The CARES Act included a grant to farmers equal to as much as $1.54 per cwt. across the entire year’s production. It also allocated billions of dollars to dairy product purchases. Then, restaurants began to reopen and “refill their pipelines.” The fundamentals changed. Dairy product prices shot higher. Just a month later: blocks ended May at $2.23 per pound and butter — as if the coronavirus crisis had hardly happened — finished the month at $1.66 per pound. Average farm balance sheets were still intact.

Then in early June, industry contacts were talking about a “new normal.” Across the supply chain, people were predicting cheese prices would soon fall below $2. They said: “Maybe prices could stay elevated through the beginning of July but certainly no later.” As soon as restaurants restocked, dairy product prices would be back to the levels that they could recall before the coronavirus.

But as we can now recognize, this was the “availability bias” at play again.

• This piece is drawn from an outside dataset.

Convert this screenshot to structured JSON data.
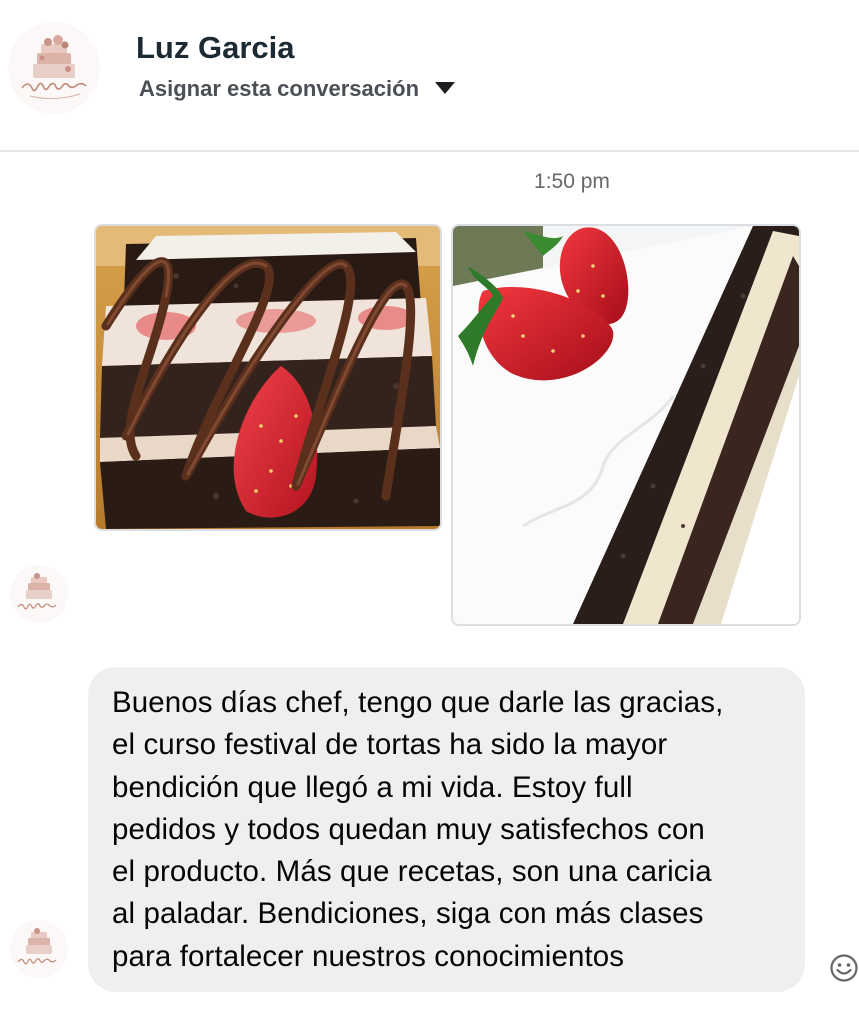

And, as it had been all year, it provided a particularly inaccurate forecast. As it happened, cheese prices continued to rise during June and set a record high of $2.81 per pound on June 23. At the time of writing this article, block prices are still above the record price levels experienced in 2014.

Demand is evolving

Why has the “availability bias” gotten it so wrong this year? It’s because the demand environment has been changing at record speed. Inherently, the “availability bias” assumes either the supply and demand environment is stable or that we’ve been in this situation before. In 2020, these were both terrible assumptions.

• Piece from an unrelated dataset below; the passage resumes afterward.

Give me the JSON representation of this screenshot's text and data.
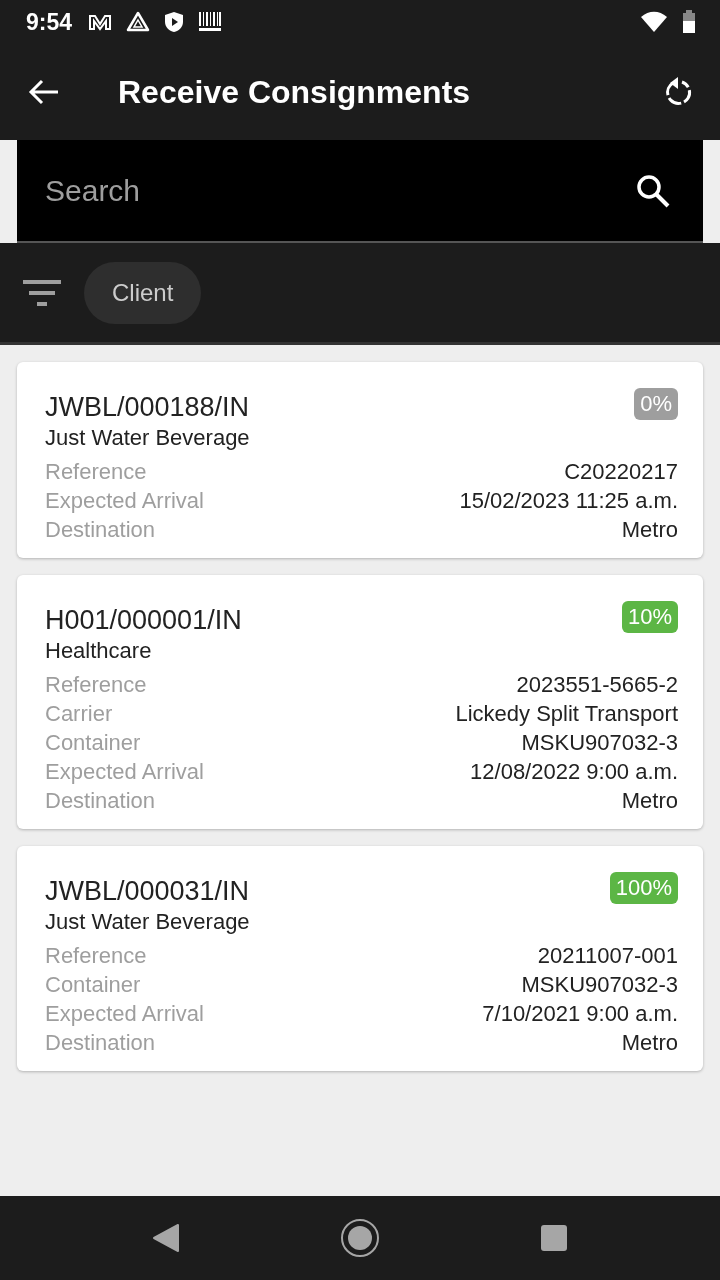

Take, for example, the record growth rates in retail sales of natural cheese. They were up more than 20% year-over-year (YoY) during every week in May and were still up 13% YoY by the end of June. Or retail sales of butter, which rose more than 50% in May and had averaged up 24% in June. If these numbers sound small, consider this: Retail sales growth in June was equal to an additional 63 million pounds of cheese and 16 million pounds of butter.

Instead of relying on the familiar to predict the future, let’s instead attempt to do the opposite. Assume the future will look different from anything we’ve seen before and try to evaluate it based on our best guess of future fundamentals.

Cheese friendly reopening

In that aim . . . as the country has slowly reopened, the remaining coronavirus restrictions have concentrated restaurant spending to limited-service restaurants with drive-thrus or delivery. These establishments also happen to be cheese-friendly. Domino’s reported sales up more than 20% in May, and McDonald’s said its sales recovered to pre-COVID-19 levels by June.

At the same time, full-service restaurants have struggled. These establishments tend to use more butter. In other words, once the country fully reopens, it will likely be price-supportive for butter but price-negative for cheese. Until that full reopening, it will be price-supportive for cheese.

The bottom line: As a forecasting technique, the “availability heuristic” performs most poorly — and should not be relied upon — during unprecedented times. So far, 2020 has undoubtedly been unprecedented. And I do not expect it to return to “normal” anytime soon.